Wednesday, July 29, 2009


Challenging FY10E; Expensive Valuations; Downgrade to Sell

Raising target, but downgrading to Sell — We increase our target to Rs414 (from Rs211), based on a P/E of 16x Sept 10E (vs. 8x FY10E earlier) – a 27% discount to BHEL given lower visibility into revenues. Thermax, up ~134% YTD, is at a P/E of 19x FY10E, factoring in a broader economic revival. We believe FY10E could remain challenging and downgrade the stock from Buy to Sell.

1Q FY10 revenues down 25% yoy; PAT declines 27% yoy, worse than expected — The revenue decline was due to lower order intake in 3Q FY09. Margin improvement, driven by cost-cutting initiatives, was a positive surprise and commendable given the revenue decline. Thermax’s order book at Rs32bn is up 22% yoy and 11.4% qoq – positive as a slowdown in orders was an overhang on the stock.

Management expects decline in FY10E revenues, pickup in 2H FY10E — FY10 revenues are likely to decelerate due to lower order intake in FY09. Thermax expects FY10 order inflows to grow marginally on a recovering economy, especially in 2H FY10E. Food processing, agro-based industries, distilleries & cement sectors are picking up, while the metal sector remains subdued.

Cutting EPS for FY10E by 16% — We factor in lower revenues given order renegotiations /cancellations, and expect order inflows to pick up meaningfully only in 2H FY10E/1H FY11E, which would lower revenue booking in the current year given the short-cycle nature of orders of its product business.

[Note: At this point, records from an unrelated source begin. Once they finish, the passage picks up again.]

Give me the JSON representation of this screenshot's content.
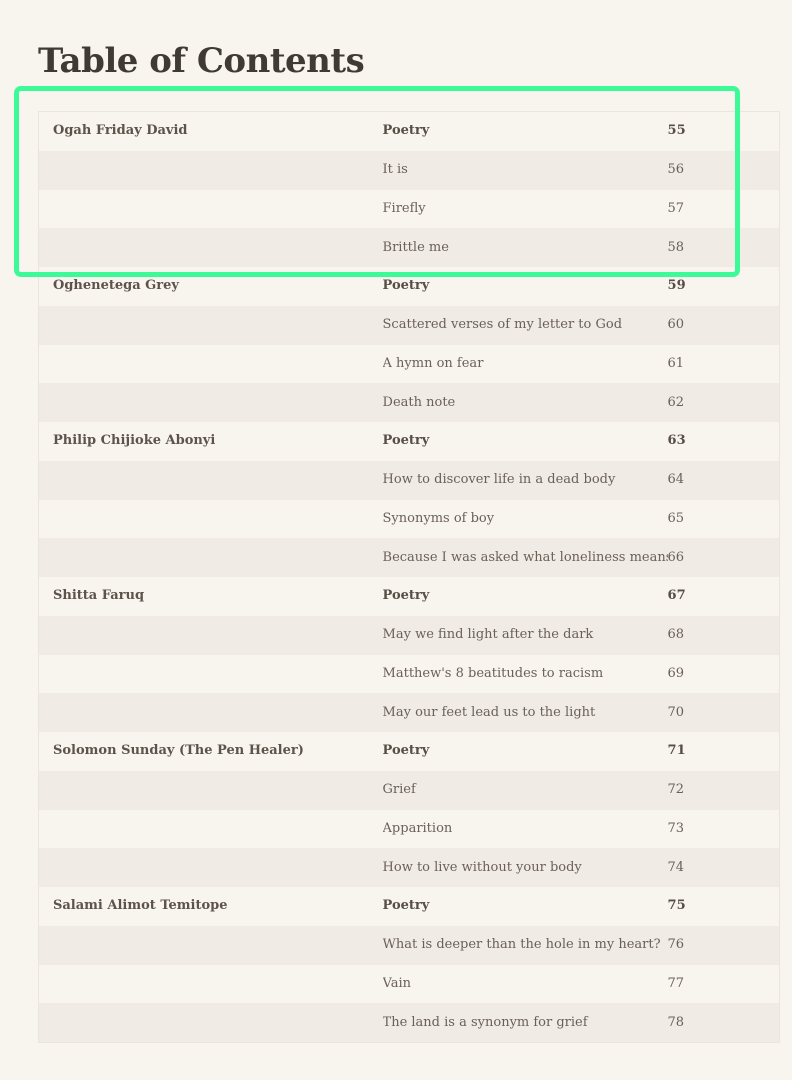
{
  "page": {
    "title": "Table of Contents"
  },
  "highlight": {
    "color": "#3dfa98"
  },
  "toc": {
    "rows": [
      {
        "author": "Ogah Friday David",
        "title": "Poetry",
        "page": "55",
        "section": true
      },
      {
        "author": "",
        "title": "It is",
        "page": "56",
        "section": false
      },
      {
        "author": "",
        "title": "Firefly",
        "page": "57",
        "section": false
      },
      {
        "author": "",
        "title": "Brittle me",
        "page": "58",
        "section": false
      },
      {
        "author": "Oghenetega Grey",
        "title": "Poetry",
        "page": "59",
        "section": true
      },
      {
        "author": "",
        "title": "Scattered verses of my letter to God",
        "page": "60",
        "section": false
      },
      {
        "author": "",
        "title": "A hymn on fear",
        "page": "61",
        "section": false
      },
      {
        "author": "",
        "title": "Death note",
        "page": "62",
        "section": false
      },
      {
        "author": "Philip Chijioke Abonyi",
        "title": "Poetry",
        "page": "63",
        "section": true
      },
      {
        "author": "",
        "title": "How to discover life in a dead body",
        "page": "64",
        "section": false
      },
      {
        "author": "",
        "title": "Synonyms of boy",
        "page": "65",
        "section": false
      },
      {
        "author": "",
        "title": "Because I was asked what loneliness means",
        "page": "66",
        "section": false
      },
      {
        "author": "Shitta Faruq",
        "title": "Poetry",
        "page": "67",
        "section": true
      },
      {
        "author": "",
        "title": "May we find light after the dark",
        "page": "68",
        "section": false
      },
      {
        "author": "",
        "title": "Matthew's 8 beatitudes to racism",
        "page": "69",
        "section": false
      },
      {
        "author": "",
        "title": "May our feet lead us to the light",
        "page": "70",
        "section": false
      },
      {
        "author": "Solomon Sunday (The Pen Healer)",
        "title": "Poetry",
        "page": "71",
        "section": true
      },
      {
        "author": "",
        "title": "Grief",
        "page": "72",
        "section": false
      },
      {
        "author": "",
        "title": "Apparition",
        "page": "73",
        "section": false
      },
      {
        "author": "",
        "title": "How to live without your body",
        "page": "74",
        "section": false
      },
      {
        "author": "Salami Alimot Temitope",
        "title": "Poetry",
        "page": "75",
        "section": true
      },
      {
        "author": "",
        "title": "What is deeper than the hole in my heart?",
        "page": "76",
        "section": false
      },
      {
        "author": "",
        "title": "Vain",
        "page": "77",
        "section": false
      },
      {
        "author": "",
        "title": "The land is a synonym for grief",
        "page": "78",
        "section": false
      }
    ]
  }
}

Early beneficiary of recovery, but order inflows have to grow meaningfully While there has been some pickup in order inflows, we believe it has to pick up strongly for the stock to re-rate from current levels. Also, while 1Q FY10E order book is up YoY, at end-2Q FY10E it could be flat/negative given the high-base effect (adjusted for cancelled orders).